Re: [PATCH] [RFC] virtio: Limit the retries on a virtio device reset

Pierre Morel <pmorel@xxxxxxxxxxxxxxxxxx> · Fri, 25 Aug 2017 13:21:06 +0200

On 25/08/2017 10:26, Cornelia Huck wrote:
On Fri, 25 Aug 2017 00:16:05 +0300
"Michael S. Tsirkin" <mst@xxxxxxxxxx> wrote:

On Thu, Aug 24, 2017 at 07:07:42PM +0200, Pierre Morel wrote:
- we'll have to spread these tests all over the place.

I counted 19 places where to check if the reset went OK.

None of them touch the device anymore after reset and just free driver's
resources.

... and then hypervisor uses the resources after free. Not good.

hum... yes, no good.
we can not assume anything about the host side at that time anymore.

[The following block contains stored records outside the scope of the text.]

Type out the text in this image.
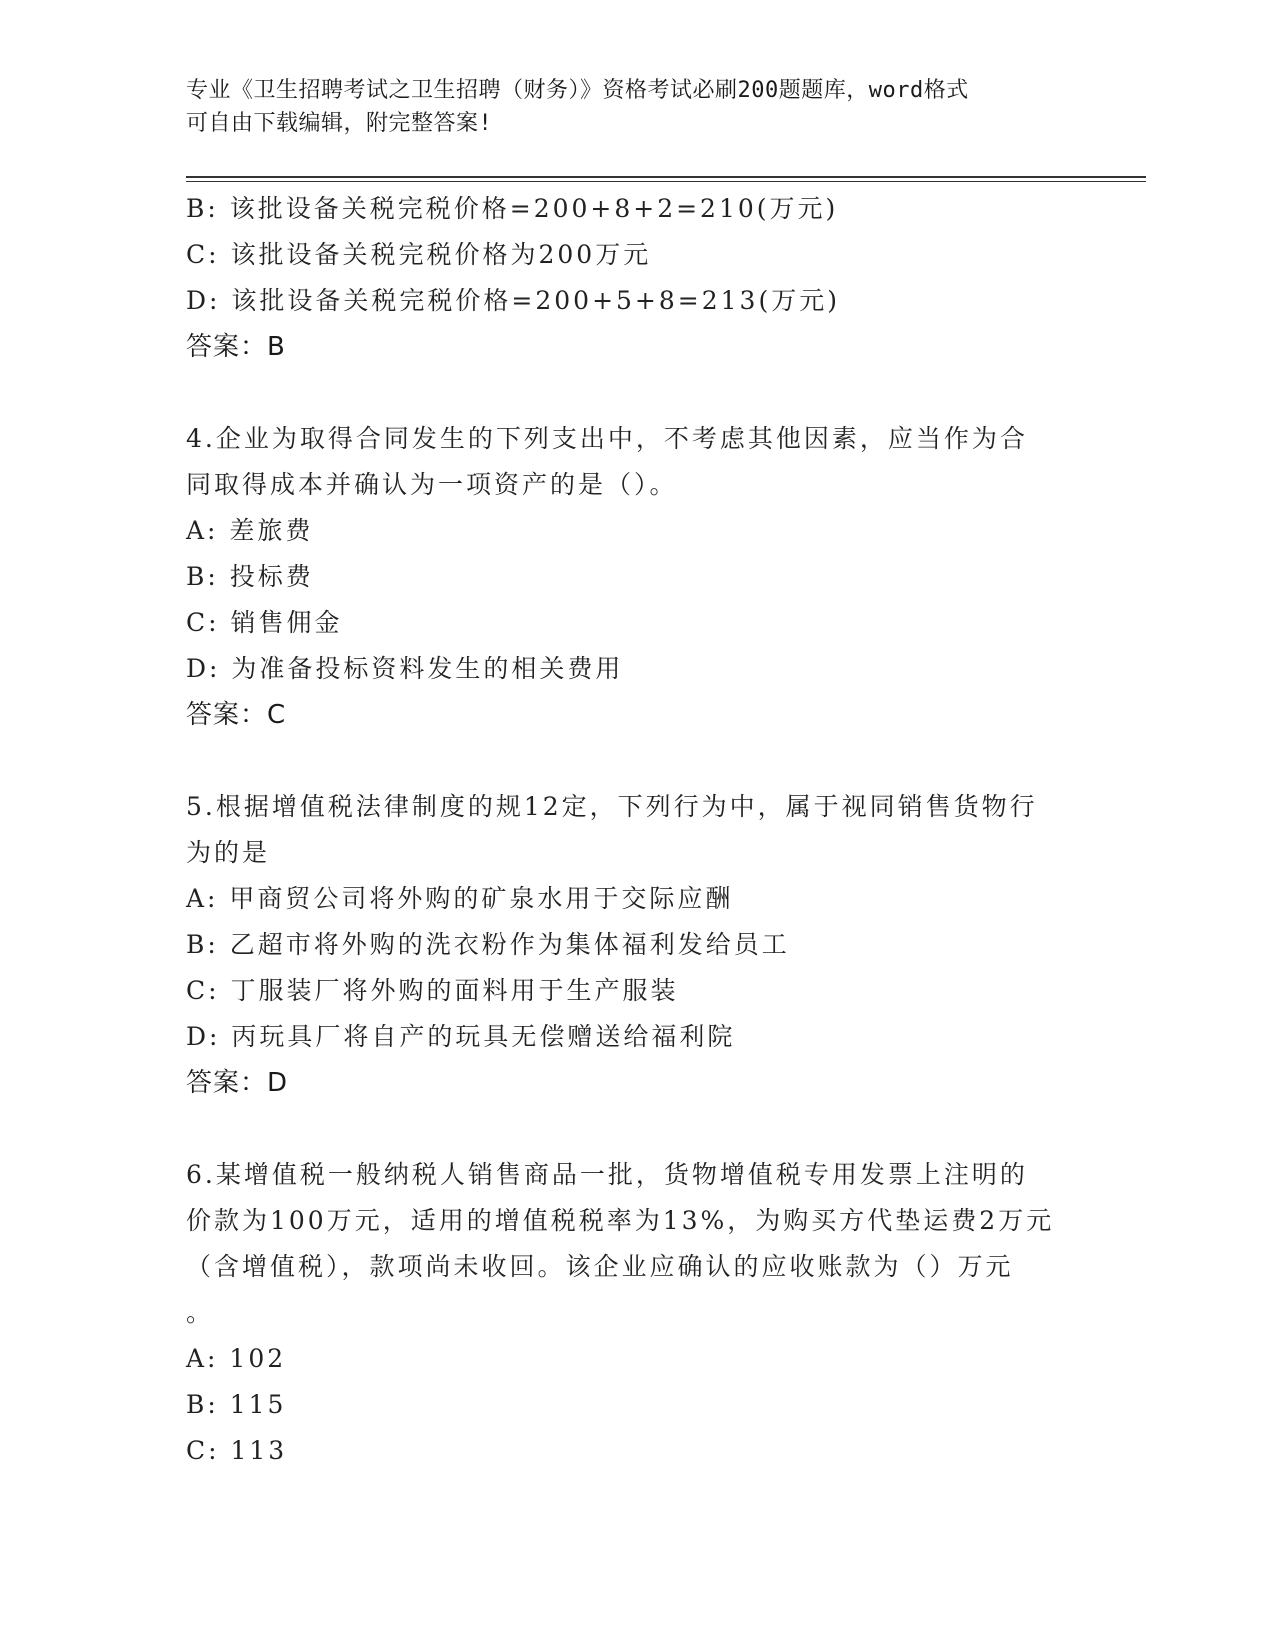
专业《卫生招聘考试之卫生招聘（财务）》资格考试必刷200题题库，word格式
可自由下载编辑，附完整答案!
B: 该批设备关税完税价格=200+8+2=210(万元)
C: 该批设备关税完税价格为200万元
D: 该批设备关税完税价格=200+5+8=213(万元)
答案：B
4.企业为取得合同发生的下列支出中，不考虑其他因素，应当作为合
同取得成本并确认为一项资产的是（）。
A: 差旅费
B: 投标费
C: 销售佣金
D: 为准备投标资料发生的相关费用
答案：C
5.根据增值税法律制度的规12定，下列行为中，属于视同销售货物行
为的是
A: 甲商贸公司将外购的矿泉水用于交际应酬
B: 乙超市将外购的洗衣粉作为集体福利发给员工
C: 丁服装厂将外购的面料用于生产服装
D: 丙玩具厂将自产的玩具无偿赠送给福利院
答案：D
6.某增值税一般纳税人销售商品一批，货物增值税专用发票上注明的
价款为100万元，适用的增值税税率为13%，为购买方代垫运费2万元
（含增值税），款项尚未收回。该企业应确认的应收账款为（）万元
。
A: 102
B: 115
C: 113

The only place where we can simply give up on the device and be sure
that nothing bad happens is during initial setup. In the other places,
it seems we have the choice between looping (as now) or panic.

Yes
Note also that the probability that an initial reset works but further 
reset don't is very small.
I think we catch most of the problem during the probe.

IMHO, looping if not in initial setup let the administrator more freedom.
OTOH panic reset to a known state

Problem open: how to recognize an initial setup:
- just make reset return an error and let the driver take the decision
- find a way to let the reset function that this is an initial setup
	- add a state in virtio_device?
	- other?

If we add a state to the virtio_device we could also add other 
information as the reset_retries_count.

So that if reset failed, nothing goes wrong, no device access, but the
probability that the next probe fail is high. (If it ever succeed).

    Allowing reset to fail would be better.

May be I did not understand what you mean.
Testing the flag or a return value is as expensive.

Of course the implementation is a mater of taste.

If a function can fail it should return an error, not just set a flag.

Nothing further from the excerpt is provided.